Whilst unknown consequences may occur from chaos monkey this can - and in most cases should – be performed early in the test cycle in lower environments. This also raises the importance of having a production like environment before production which is a replica in every way.

Since chaos monkey is testing, there are the typical positive and negative considerations that comes with it. The cost, value and risk. Testing on the scale of chaos monkey requires willing to perform testing in production by those who own and support it, the budget to spend time finding issues over completing new functionality.

Real Chaos


In the real world, chaos is just reality in play. There is no way to plan for the unthinkable, unplannable and unconsidered. Problems will always occur and by its nature chaos is chaotic. Unmanageable, unplannable, uncontrollable – in a way that cannot ever be represented through test.

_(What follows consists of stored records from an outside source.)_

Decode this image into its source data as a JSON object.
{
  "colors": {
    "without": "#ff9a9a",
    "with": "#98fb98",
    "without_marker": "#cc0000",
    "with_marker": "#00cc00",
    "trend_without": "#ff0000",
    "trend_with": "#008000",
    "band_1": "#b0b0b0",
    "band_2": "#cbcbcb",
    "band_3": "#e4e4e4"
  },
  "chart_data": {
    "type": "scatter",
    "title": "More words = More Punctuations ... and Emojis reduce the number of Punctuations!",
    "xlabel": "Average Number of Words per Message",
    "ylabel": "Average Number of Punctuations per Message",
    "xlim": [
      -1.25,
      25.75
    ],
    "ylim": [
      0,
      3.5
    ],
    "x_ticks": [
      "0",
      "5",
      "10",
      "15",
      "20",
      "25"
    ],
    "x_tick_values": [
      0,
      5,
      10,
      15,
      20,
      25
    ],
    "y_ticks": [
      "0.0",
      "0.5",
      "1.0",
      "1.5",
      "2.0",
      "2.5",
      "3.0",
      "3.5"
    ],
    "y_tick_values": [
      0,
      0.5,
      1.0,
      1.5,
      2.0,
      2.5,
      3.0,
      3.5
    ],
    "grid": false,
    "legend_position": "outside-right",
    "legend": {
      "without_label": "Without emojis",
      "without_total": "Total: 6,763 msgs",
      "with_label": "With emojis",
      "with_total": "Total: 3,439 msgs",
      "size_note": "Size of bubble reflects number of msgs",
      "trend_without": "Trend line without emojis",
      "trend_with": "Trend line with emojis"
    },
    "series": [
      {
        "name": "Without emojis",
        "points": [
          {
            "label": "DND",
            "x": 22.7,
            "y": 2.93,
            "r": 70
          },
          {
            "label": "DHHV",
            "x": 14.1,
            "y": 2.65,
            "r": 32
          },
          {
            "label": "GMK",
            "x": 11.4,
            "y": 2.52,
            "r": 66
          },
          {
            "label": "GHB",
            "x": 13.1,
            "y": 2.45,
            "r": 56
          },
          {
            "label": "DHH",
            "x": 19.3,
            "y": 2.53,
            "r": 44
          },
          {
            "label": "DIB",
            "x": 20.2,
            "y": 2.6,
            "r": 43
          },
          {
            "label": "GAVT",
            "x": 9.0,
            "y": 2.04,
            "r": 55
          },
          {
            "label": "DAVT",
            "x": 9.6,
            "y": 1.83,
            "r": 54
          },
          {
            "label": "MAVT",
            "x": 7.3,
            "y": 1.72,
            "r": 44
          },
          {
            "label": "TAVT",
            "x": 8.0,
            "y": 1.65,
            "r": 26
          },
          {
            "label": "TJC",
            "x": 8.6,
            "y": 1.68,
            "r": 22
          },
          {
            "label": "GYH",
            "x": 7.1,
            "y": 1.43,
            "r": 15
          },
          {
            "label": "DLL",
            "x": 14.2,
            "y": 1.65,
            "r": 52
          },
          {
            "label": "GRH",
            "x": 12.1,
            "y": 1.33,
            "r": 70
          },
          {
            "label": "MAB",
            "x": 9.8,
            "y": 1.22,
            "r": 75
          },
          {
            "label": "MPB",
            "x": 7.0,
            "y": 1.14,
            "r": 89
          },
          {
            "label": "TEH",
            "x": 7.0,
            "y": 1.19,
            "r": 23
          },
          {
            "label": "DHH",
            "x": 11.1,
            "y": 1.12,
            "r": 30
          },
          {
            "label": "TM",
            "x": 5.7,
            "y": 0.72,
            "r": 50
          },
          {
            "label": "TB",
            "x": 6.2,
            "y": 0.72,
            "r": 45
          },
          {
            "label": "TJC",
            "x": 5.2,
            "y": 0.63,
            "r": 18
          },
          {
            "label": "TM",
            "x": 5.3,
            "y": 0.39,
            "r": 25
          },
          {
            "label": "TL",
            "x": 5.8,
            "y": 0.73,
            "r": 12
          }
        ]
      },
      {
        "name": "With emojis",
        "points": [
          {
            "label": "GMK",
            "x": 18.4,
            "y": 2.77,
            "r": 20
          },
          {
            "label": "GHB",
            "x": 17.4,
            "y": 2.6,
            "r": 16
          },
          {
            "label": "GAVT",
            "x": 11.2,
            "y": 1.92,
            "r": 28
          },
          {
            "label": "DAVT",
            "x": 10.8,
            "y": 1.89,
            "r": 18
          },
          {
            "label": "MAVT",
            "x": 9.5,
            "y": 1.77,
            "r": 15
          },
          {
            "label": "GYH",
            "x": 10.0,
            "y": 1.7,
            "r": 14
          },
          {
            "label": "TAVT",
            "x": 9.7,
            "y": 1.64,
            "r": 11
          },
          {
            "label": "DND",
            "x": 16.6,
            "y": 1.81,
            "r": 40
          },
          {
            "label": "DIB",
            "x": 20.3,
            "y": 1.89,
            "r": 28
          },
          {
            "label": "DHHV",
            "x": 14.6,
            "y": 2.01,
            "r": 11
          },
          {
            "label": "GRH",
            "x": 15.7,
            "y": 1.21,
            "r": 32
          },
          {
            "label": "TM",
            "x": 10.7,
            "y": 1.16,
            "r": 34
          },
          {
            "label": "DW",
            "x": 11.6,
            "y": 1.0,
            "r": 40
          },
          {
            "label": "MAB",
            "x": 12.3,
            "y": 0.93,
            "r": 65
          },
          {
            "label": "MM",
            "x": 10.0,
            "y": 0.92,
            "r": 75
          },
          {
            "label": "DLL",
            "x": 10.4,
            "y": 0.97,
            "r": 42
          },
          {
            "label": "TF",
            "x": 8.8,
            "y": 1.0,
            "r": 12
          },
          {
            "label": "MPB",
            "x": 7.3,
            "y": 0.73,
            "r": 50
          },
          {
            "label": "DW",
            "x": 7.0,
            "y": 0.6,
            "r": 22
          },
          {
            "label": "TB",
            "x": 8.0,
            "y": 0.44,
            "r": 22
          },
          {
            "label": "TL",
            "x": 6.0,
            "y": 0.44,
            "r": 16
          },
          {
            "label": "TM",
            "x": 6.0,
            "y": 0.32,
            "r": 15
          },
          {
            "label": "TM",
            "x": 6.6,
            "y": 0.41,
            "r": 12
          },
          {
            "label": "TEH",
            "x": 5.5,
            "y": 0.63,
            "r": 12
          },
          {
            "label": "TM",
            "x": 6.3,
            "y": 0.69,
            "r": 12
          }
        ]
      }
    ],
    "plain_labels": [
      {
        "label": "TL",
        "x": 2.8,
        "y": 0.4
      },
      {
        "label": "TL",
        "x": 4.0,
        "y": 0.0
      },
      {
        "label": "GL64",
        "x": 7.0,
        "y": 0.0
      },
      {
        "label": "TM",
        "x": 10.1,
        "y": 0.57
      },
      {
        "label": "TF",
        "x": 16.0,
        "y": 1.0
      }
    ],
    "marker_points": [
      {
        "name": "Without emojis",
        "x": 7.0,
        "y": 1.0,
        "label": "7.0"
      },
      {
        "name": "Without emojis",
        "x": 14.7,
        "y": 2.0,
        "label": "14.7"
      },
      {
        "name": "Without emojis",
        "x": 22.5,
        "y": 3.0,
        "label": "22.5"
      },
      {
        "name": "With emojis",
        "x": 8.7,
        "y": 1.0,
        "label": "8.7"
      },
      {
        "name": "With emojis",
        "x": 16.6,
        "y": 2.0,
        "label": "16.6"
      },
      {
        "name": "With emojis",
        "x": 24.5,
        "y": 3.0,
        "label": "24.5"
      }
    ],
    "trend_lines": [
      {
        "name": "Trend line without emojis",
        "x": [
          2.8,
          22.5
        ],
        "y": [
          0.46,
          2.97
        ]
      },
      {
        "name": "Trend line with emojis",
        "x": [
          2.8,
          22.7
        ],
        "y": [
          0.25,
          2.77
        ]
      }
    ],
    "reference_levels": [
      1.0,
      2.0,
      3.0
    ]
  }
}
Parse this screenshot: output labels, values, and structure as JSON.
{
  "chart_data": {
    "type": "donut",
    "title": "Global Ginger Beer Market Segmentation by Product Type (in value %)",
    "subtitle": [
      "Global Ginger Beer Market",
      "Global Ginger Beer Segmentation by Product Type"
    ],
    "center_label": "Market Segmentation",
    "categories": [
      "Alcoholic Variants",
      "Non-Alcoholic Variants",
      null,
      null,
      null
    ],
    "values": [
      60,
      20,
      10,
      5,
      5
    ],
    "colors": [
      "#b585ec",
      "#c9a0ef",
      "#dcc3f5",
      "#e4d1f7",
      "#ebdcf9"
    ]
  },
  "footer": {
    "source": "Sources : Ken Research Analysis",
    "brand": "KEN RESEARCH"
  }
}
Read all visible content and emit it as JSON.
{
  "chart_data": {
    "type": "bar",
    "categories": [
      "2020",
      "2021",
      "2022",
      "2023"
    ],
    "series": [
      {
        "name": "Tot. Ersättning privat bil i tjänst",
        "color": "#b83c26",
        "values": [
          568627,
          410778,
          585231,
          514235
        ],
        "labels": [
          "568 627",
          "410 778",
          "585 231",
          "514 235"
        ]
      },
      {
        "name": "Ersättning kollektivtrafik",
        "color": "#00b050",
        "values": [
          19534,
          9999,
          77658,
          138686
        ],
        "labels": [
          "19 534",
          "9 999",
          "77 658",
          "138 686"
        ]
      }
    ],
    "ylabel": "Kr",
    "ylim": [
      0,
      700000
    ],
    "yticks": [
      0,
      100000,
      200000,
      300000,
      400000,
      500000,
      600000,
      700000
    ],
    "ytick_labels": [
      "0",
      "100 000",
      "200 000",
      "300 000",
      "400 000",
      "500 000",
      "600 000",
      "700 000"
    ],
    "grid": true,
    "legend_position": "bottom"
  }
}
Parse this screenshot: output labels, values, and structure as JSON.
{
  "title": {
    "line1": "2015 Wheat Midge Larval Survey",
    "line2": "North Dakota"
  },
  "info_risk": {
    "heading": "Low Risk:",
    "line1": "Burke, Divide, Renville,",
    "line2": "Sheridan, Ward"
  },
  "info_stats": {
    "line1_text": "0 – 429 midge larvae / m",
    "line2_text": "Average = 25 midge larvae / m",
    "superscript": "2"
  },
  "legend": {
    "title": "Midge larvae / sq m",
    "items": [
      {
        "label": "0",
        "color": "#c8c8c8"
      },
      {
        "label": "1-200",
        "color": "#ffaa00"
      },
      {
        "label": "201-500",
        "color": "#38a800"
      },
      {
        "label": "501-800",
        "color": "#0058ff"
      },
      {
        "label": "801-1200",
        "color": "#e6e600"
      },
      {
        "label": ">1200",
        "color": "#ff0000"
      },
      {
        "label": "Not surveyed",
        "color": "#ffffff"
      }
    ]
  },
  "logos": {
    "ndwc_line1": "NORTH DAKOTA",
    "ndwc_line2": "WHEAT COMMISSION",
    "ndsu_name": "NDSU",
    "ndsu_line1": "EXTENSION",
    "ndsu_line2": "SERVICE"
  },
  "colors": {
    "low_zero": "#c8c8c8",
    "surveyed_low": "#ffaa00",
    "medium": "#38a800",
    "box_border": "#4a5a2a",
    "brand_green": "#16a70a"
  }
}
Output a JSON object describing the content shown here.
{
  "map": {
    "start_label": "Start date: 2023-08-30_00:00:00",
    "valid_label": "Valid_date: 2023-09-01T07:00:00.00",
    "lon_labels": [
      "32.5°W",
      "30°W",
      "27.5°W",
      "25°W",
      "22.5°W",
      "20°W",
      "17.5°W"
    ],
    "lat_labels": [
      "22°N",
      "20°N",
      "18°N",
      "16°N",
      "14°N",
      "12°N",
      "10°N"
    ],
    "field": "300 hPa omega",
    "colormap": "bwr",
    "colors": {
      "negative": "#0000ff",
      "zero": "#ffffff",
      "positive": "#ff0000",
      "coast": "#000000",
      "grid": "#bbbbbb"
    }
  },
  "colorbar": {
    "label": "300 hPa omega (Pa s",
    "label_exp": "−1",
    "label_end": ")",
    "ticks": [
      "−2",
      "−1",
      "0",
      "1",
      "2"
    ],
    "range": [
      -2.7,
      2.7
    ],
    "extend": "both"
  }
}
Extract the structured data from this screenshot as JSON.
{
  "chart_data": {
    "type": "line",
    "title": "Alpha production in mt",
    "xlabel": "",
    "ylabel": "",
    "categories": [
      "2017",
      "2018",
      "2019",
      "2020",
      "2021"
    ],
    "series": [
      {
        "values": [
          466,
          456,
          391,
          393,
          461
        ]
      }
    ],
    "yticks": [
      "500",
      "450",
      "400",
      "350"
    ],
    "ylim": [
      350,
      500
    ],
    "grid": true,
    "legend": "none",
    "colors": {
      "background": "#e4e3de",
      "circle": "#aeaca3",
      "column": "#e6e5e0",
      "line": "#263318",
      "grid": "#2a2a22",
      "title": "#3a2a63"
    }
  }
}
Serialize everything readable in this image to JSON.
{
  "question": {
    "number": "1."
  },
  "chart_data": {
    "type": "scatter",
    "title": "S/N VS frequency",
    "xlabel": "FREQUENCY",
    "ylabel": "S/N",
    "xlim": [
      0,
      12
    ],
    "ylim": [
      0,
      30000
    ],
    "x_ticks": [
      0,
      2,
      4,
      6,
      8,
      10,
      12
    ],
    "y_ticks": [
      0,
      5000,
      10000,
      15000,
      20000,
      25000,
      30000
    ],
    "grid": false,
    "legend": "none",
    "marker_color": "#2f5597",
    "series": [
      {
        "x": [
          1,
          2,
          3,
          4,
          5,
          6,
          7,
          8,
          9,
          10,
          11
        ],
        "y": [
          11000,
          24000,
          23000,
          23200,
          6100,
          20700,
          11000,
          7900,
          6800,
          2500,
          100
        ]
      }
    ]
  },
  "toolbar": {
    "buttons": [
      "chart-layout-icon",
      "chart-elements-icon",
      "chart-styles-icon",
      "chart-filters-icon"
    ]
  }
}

If chaos cannot be controlled, then it should be instead be prepared for. Chaos monkey allows for this preparation by testing the fall backs systems have in place. There are several thought processes that can be put in place;
·      High Availability – what happens if each component part breaks? Can it fail over? Can I resume service quickly and easily?
·      Disaster Recover – what happens if an entire active system fails? Can it fail over? How long does it take to return to service and how much time should be set aside to get the system back to its full availability? (Recovery Time Objective and Recovery Point Objective)
·      State – how is state handled in the event of each failure? Is the system able to recover a transaction mid process? 
·      Risk – what risk is acceptable? How is each risk mitigated?
·      Testing – Is there a safe place to test all eventualities outside of Production? Can Production be replicated sincerely?

Conclusion


Whilst chaos monkey is not chaotic it has great worth as a testing facility. It can be used to gain confidence in a system, understand the consequences of actions and mitigate risk. Chaos monkey activities are relatively controlled and managed and as such constitutes an advanced cloud-based testing strategy.


In contrast to the teachings of chaos monkey, testing might not always be possible – or safe – to perform in Production but should be instead performed in a test environment. At least one of these test environments should look exactly like production in every way, where each component of each fail-safe strategy is tested.